Polícia retoma buscas por soldado desaparecido em Heliópolis (SP)

Buscas recomeçam às 9h em terreno em que há a suspeita de que o corpo de Leandro Patrocínio possa ter sido enterrado

 

A Polícia de São Paulo retoma nesta sexta-feira (4) as buscas para encontrar o policial militar Leandro Patrocínio em Heliópolis, comunidade da zona sul de São Paulo. As buscas começam às 9h no terreno em que há a suspeita de que o corpo de Patrocínio possa ter sido enterrado.

Além das escavações, as buscas pela comunidade continuam. A previsão é que o cronograma siga o mesmo dos outros dias, com as equipes se encontrando no posto da Avenida Almirante Delamare para seguir ao local. 

Segundo informações da Record TV, o soldado teria participado de um baile funk na comunidade de Heliópolis na noite de sábado (29). 

Na quinta-feira (3), a corporação afirmou que por conta da ausência de luz natural, durante a noite ficaram suspensos os trabalhos em alguns pontos. Como, por exemplo, o terreno que pertence à Sabesp e à Petrobras, onde os cães farejadores encontraram o rastro do desaparecido.

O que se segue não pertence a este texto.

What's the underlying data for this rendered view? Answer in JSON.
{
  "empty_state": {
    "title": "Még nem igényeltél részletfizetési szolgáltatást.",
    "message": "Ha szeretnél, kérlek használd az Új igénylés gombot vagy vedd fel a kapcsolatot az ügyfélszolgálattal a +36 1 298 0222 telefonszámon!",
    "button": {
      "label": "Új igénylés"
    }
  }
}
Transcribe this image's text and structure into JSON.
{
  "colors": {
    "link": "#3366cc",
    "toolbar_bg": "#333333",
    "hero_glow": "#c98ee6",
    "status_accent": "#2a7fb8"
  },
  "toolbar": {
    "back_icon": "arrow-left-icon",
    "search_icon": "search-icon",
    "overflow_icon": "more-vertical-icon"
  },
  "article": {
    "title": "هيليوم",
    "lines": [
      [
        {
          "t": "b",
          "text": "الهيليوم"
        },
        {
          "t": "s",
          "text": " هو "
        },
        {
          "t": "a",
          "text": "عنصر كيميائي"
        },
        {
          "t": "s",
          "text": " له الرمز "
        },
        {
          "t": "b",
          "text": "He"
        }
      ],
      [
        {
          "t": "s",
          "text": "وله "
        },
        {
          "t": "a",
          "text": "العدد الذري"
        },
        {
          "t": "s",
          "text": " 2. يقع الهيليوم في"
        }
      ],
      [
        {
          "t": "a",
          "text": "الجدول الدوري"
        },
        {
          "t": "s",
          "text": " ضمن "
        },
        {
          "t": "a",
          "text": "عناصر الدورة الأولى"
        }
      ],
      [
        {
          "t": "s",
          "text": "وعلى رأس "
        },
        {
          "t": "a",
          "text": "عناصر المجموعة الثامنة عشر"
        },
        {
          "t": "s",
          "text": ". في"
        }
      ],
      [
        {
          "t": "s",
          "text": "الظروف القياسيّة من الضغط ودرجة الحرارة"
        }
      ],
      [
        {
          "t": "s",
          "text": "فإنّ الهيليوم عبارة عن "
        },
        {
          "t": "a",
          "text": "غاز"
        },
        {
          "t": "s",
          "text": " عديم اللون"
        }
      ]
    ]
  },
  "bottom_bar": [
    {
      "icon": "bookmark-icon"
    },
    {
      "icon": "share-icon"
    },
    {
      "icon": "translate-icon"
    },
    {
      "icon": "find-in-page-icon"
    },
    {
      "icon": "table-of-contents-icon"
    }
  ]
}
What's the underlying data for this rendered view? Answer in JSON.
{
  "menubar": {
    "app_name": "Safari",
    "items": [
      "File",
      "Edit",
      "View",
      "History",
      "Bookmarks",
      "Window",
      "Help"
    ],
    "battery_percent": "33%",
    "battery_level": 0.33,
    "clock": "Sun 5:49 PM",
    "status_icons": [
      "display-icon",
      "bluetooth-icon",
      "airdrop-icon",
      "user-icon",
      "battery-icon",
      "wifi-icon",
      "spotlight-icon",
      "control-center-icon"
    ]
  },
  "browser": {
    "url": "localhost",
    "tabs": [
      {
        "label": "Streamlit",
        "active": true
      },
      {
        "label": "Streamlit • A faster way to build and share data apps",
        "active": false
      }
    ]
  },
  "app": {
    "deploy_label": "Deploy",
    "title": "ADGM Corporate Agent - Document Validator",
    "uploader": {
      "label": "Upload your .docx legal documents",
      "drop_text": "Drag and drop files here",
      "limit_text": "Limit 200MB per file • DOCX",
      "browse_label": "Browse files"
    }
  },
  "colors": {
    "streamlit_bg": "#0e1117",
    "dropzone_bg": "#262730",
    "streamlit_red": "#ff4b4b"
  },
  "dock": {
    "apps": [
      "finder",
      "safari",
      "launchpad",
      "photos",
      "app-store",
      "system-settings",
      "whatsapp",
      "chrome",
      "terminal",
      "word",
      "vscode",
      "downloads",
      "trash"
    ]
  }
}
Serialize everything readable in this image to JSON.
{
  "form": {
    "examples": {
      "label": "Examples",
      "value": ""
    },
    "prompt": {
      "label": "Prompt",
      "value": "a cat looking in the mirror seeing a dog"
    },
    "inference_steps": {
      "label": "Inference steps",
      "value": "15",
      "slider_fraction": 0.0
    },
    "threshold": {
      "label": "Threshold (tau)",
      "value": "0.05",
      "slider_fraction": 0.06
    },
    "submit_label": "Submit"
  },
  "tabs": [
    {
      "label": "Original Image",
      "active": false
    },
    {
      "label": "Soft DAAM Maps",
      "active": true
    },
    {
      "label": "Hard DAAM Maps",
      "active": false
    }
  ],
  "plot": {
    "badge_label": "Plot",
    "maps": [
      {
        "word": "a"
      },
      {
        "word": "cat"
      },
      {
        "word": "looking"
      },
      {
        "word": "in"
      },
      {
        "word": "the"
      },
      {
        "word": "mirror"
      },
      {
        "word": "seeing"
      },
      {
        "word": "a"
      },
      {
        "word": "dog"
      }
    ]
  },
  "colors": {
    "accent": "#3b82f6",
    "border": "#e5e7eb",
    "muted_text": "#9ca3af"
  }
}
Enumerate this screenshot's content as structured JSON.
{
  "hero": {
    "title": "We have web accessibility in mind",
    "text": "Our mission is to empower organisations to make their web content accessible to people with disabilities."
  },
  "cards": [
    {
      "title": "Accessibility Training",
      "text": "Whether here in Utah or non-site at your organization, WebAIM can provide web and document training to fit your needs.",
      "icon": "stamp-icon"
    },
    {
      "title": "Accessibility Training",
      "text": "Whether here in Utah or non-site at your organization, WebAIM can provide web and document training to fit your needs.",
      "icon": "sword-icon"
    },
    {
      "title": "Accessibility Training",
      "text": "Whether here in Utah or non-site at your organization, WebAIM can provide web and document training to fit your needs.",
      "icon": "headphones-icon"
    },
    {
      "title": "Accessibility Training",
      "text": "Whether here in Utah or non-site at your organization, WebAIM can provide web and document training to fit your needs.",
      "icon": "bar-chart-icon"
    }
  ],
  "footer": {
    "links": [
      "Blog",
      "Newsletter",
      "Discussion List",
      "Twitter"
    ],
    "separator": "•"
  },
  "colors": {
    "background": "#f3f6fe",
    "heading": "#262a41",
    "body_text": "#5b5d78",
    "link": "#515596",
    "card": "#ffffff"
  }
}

Por volta das 16h, retroescavadeiras retomaram os trabalhos no terreno, que já é conhecido por ser um local onde normalmente corpos são enterrados. As equipes começaram a vasculhar o local após uma denúncia anônima. Simultaneamente às bucas, a Polícia Militar realiza a Operação Saturação, com o intuito de combater a criminalidade dos arredores da Comunidade de Heliópolis.

Investigação

De acordo com o delegado Fábio Pinheiro, do Departamento Estadual de Homicídios e de Proteção à Pessoa, a prioridade é encontrar o corpo do policial militar Leandro Patrocinio.

Imagens de um circuito de segurança mostram que Patrocínio desceu na estação Sacomã do Metrô e seguiu para a comunidade de Heliópolis. No vídeo, ele aparece sozinho e veste uma jaqueta preta.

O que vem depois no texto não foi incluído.